Attentat de Nice: L’enquête sur les mesures de sécurité, centrée sur la vidéosurveillance, franchit un cap important

INVESTIGATIONSLes juges d’instruction envisageraient aujourd’hui d’élargir l’enquête à la qualification d'«homicide et blessures involontaires»
Fabien Binacchi

F.B. avec AFP

L'essentiel

  • En parallèle à l’instruction sur l’attentat en lui-même, une enquête est ouverte sur les mesures de sécurité en vigueur le soir du 14 juillet 2016 à Nice.
  • Après l’audition de protagonistes majeurs, elle se concentre désormais sur la vidéosurveillance de la ville de Nice.
  • Les juges qui mènent des investigations pour « mise en danger de la vie d’autrui » envisageraient de les élargir à la qualification d'« homicide et blessures involontaires ».

Avec l’audition récente de protagonistes majeurs, l’enquête sur les mesures de sécurité déployées lors de l’attentat de Nice en 2016 a franchi un cap.
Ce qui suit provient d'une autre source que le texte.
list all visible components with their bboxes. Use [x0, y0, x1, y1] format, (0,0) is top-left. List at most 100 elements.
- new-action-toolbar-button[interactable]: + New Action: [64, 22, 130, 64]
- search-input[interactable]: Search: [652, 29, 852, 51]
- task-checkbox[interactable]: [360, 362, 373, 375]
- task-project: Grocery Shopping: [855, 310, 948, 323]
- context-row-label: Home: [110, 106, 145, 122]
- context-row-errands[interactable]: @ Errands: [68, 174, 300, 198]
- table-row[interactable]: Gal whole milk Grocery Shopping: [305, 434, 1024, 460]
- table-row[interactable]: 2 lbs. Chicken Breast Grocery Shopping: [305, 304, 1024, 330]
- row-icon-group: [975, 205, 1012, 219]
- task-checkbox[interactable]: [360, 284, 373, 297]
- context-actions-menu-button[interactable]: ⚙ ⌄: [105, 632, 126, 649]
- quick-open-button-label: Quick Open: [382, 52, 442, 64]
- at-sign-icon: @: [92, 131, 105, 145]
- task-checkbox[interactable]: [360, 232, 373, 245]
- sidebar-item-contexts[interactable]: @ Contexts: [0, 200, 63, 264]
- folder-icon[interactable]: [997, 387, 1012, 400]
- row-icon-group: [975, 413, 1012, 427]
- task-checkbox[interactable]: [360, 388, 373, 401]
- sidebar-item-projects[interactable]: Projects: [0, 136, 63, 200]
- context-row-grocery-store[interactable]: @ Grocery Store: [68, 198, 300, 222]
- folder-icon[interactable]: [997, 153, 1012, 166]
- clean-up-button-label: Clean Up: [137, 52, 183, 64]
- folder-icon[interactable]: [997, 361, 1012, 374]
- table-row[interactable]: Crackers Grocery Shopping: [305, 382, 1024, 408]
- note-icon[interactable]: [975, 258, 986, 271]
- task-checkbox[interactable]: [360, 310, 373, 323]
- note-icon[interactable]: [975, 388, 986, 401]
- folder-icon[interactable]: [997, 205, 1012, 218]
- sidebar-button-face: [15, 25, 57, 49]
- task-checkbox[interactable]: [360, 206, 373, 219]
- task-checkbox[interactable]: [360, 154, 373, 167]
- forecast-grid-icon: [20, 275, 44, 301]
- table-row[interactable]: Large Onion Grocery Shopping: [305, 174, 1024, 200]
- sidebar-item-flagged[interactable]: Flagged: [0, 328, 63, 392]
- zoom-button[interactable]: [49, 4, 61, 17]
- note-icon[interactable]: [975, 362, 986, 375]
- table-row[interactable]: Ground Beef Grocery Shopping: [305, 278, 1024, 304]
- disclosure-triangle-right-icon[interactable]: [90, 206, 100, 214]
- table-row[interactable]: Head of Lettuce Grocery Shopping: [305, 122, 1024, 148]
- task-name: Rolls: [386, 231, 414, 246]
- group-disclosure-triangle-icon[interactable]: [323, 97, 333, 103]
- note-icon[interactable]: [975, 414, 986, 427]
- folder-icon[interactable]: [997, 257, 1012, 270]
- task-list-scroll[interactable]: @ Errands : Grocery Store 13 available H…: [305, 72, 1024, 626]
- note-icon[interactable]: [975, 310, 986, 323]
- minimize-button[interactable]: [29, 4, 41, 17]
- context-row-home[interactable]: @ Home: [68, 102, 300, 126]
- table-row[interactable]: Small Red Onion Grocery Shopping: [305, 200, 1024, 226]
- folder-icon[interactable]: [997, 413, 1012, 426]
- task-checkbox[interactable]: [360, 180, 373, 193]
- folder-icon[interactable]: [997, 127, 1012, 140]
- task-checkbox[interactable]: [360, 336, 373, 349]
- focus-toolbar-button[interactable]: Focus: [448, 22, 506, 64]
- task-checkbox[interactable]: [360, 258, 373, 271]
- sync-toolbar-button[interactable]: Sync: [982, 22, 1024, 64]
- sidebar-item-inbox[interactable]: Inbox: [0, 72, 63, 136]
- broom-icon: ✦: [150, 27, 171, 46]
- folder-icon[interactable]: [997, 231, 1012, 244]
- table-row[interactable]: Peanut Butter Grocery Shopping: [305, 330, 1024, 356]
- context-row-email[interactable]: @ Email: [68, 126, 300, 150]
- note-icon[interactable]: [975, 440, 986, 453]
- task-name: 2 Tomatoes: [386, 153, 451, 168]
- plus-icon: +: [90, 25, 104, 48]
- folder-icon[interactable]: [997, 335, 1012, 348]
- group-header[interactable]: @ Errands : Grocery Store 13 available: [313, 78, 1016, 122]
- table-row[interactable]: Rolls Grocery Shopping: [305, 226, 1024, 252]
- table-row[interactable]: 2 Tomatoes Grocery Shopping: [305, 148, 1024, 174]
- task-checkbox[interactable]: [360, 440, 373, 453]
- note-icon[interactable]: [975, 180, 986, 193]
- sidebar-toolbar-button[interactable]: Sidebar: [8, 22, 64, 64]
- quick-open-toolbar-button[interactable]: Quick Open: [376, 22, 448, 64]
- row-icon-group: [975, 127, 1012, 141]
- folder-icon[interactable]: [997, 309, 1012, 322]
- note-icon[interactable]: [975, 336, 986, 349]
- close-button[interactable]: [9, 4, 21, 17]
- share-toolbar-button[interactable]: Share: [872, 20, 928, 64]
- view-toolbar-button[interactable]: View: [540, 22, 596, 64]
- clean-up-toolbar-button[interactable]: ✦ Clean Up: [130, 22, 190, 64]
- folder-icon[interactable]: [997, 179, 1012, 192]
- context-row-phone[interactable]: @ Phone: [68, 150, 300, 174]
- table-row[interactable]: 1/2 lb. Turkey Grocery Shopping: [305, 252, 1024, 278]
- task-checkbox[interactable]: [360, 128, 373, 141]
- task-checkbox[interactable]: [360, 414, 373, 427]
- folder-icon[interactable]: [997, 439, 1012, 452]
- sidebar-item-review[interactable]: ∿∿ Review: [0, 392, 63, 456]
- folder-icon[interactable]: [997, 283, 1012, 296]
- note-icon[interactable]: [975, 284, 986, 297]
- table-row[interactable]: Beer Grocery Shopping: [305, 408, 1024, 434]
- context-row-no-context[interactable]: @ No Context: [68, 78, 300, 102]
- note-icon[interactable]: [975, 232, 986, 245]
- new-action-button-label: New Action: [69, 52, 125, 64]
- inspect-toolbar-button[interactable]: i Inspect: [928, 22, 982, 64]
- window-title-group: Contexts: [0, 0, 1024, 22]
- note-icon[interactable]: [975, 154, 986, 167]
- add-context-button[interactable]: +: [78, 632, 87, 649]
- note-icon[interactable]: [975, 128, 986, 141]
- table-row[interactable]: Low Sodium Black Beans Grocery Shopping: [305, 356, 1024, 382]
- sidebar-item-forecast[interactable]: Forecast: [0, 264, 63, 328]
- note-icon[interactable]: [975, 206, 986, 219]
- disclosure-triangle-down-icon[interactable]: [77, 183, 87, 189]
Les juges d’instruction chargés de mener des investigations pour « mise en danger de la vie d’autrui » envisageraient aujourd’hui de les élargir à la qualification d'« homicide et blessures involontaires », davantage susceptible de déboucher sur un procès.

Depuis deux ans, ces magistrats se sont en particulier intéressés à la vidéosurveillance et ses éventuelles failles, dans une ville de France parmi les plus équipées en caméras : Nice compte en permanence 15 à 20 agents postés devant des écrans au « Centre de supervision urbaine » (CSU), à l’initiative du maire LR Christian Estrosi, lui-même récemment entendu sous le statut de témoin assisté.

« Une formation sur le tas » au centre de vidéosurveillance

Dans les jours précédant l’attentat, Mohamed Lahouaiej Bouhlel, l’auteur de l’attaque qui a coûté la vie à 86 personnes, avait multiplié les infractions sur la Promenade des Anglais au volant du poids lourd qu’il utilisera pour perpétrer l’attentat attaque, sans être repéré. « On ne l’a pas vu. Il y a tellement de camions qui passent, notamment pour livrer les plages, donc ce n’est pas évident », a répondu aux enquêteurs une opératrice, qui dit avoir été « formée par [des] collègues plus anciens ».

Le système de vidéosurveillance de la ville est « sophistiqué », mais « confié à des fonctionnaires sans réelle formation », selon l’enquête, qui évoqué « une formation sur le tas » et « une méconnaissance des arrêtés réglementant la circulation ».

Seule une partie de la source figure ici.